Wednesday, December 13, 2017

Dorsey quietly taking aim at Jackson?


Jimmy Haslam III has assured Hue Jackson that he will be back as the Browns’ head coach next season.

John Dorsey was offered and accepted the job as the Browns’ general manager knowing that was going to be the case.

As a general rule around the National Football League, team owners grant general managers the right to name the head coach. Dorsey, whose only GM job in the NFL before Cleveland was in Kansas City, has never picked his own head coach.

The Chiefs promoted him to GM just a few weeks after hiring Andy Reid as the boss on the field.
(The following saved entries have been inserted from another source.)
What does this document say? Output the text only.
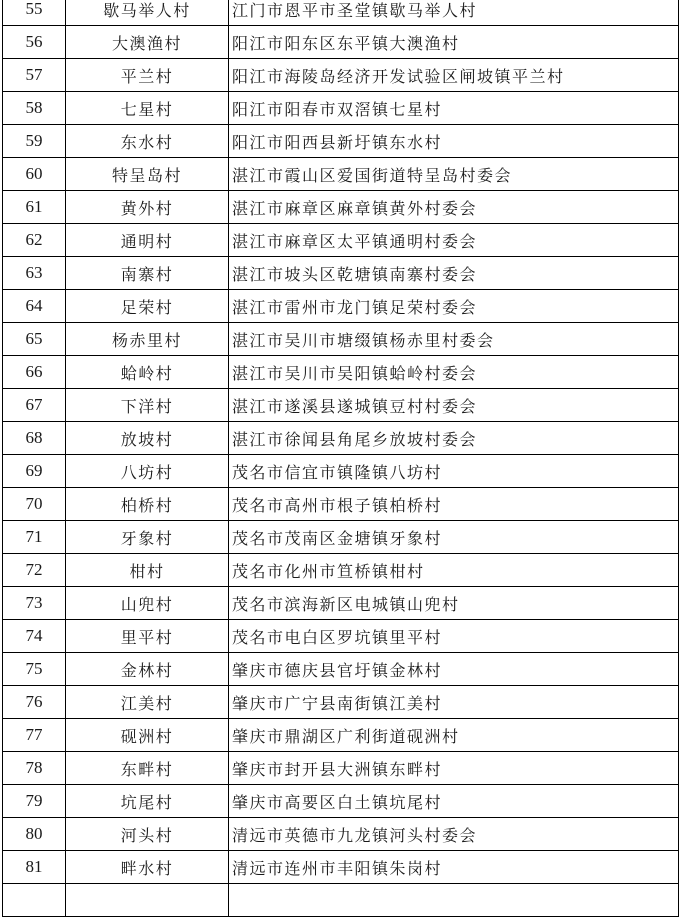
55	歇马举人村	江门市恩平市圣堂镇歇马举人村
56	大澳渔村	阳江市阳东区东平镇大澳渔村
57	平兰村	阳江市海陵岛经济开发试验区闸坡镇平兰村
58	七星村	阳江市阳春市双滘镇七星村
59	东水村	阳江市阳西县新圩镇东水村
60	特呈岛村	湛江市霞山区爱国街道特呈岛村委会
61	黄外村	湛江市麻章区麻章镇黄外村委会
62	通明村	湛江市麻章区太平镇通明村委会
63	南寨村	湛江市坡头区乾塘镇南寨村委会
64	足荣村	湛江市雷州市龙门镇足荣村委会
65	杨赤里村	湛江市吴川市塘缀镇杨赤里村委会
66	蛤岭村	湛江市吴川市吴阳镇蛤岭村委会
67	下洋村	湛江市遂溪县遂城镇豆村村委会
68	放坡村	湛江市徐闻县角尾乡放坡村委会
69	八坊村	茂名市信宜市镇隆镇八坊村
70	柏桥村	茂名市高州市根子镇柏桥村
71	牙象村	茂名市茂南区金塘镇牙象村
72	柑村	茂名市化州市笪桥镇柑村
73	山兜村	茂名市滨海新区电城镇山兜村
74	里平村	茂名市电白区罗坑镇里平村
75	金林村	肇庆市德庆县官圩镇金林村
76	江美村	肇庆市广宁县南街镇江美村
77	砚洲村	肇庆市鼎湖区广利街道砚洲村
78	东畔村	肇庆市封开县大洲镇东畔村
79	坑尾村	肇庆市高要区白土镇坑尾村
80	河头村	清远市英德市九龙镇河头村委会
81	畔水村	清远市连州市丰阳镇朱岗村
And now Haslam has all but granted Jackson a vote of confidence to rob Dorsey again of naming his man as coach.

Two teams as general manager and Dorsey is still looking to hire his first head coach. Something is wrong with this picture.

A rather odious aroma has attached itself to this story, one that makes it highly suspicious that Jackson, who has miraculously survived as 1-28 start in Cleveland, might be employed elsewhere next season.

The Cleveland coach Monday said he does not believe a Pro Football Report story that suggests Dorsey wants to name his own coach. “I don’t think that’s the case at all,” he said.

It is entirely possible Dorsey will spend a lot of time lobbying Haslam from now until the merciful end of this season in an effort to convince him the best way to change the culture with this franchise is to wish Jackson well as he departs.

Even though he took the job with the stipulation Jackson was going to get a year three in Cleveland, the new general manager cannot honestly believe the culture will change that much if Haslam remains firm.

As much as some of the players love Jackson and don’t want to see him go, the stigma of being the losingest coach ever in the NFL over a two-year span hovers like a perpetual dark cloud.

This team cannot even accidentally stumble into a victory. No matter how much he tries, the players perform just well enough to lose and Jackson still lugs around one victory in nearly two full seasons. That figure will never go away.

Maybe the players feel bad about their predicament. In some cases, a few might even feel embarrassed to be associated with the NFL’s ultimate losing franchise, one that has won just four times in the last 50 games.

This locker room needs new blood. A new approach. A new voice. A new outlook. A new energy.

Haslam owes Dorsey the opportunity to rebuild this franchise in his own image, an opportunity honed by more than 20 years of NFL experience. To do so with a coach not of his choosing is patently unfair.

Jackson is the first coach in the long history of the NFL to lose the first 13 games of the season two years in a row. It is a record that most likely will never be eclipsed.

By extension, that also means Haslam is the first owner in NFL history whose team lost the first 13 games of the season two straight years. How many more embarrassing moments must he experience with this coach before he acts responsibly?

Based on nothing more than a hunch, the guess here is Dorsey will lobby Haslam often and hard as he seeks to convince his new boss the best way to turn around this franchise is to jettison those who are a constant reminder of the bad old days.

A scenario that could possibly eventuate connects Jackson with the Cincinnati Bengals, for whom he coordinated the offense before accepting the ill-fated (as it has turned out) head-coaching job in Cleveland.

The Bengals are struggling at 5-8 this season and were just humiliated at home, 33-7, by the weak Chicago Bears last Sunday. To give you some idea how rough it has been in southern Ohio, two of the Bengals’ five victories this season were at the expense of, yep, the Browns.

Marvin Lewis, who has helmed the Bengals for 15 seasons, is getting plenty of heat and some have even forecast him moving either upstairs in the organization or completely out of the picture.

All of which would make Jackson an attractive candidate to succeed his good friend despite his miserable showing in Cleveland. Unless, of course, Haslam insists he stick around town for one more season, which might not play well with the fan base.

Too many ifs cloud the picture right now. But as soon as the season concludes on the last day of the year, some of those ifs will come more clearly into focus. If I’m Jackson, I’m going to be on tenterhooks until then wondering if his new boss somehow manages to talk Haslam out of extending my stay with this franchise.

On the other hand, it is entirely possible he feels somewhat emboldened by his ability to win the power struggle with Sashi Brown and seems to be on the same philosophical page as the new GM. Both are old-school football men in the ever-growing age of analytics.

But somehow, I can’t help but think Dorsey is quietly laying the groundwork to be in a position to finally choose his first head coach for a franchise that needs new blood in the locker room.

In order to do that, though, he must convince Haslam on a daily basis the only path to that goal is cashiering Jackson. The immediate future of this franchise rests on his success.

1 comment:

  1. All I can say is I hope you are right. I'm really tired of this sh_t every Sunday. Nobody has mentioned that we didn't even get a Thursday night game this year. Evidently the NFL feels that no one wants to watch this crap.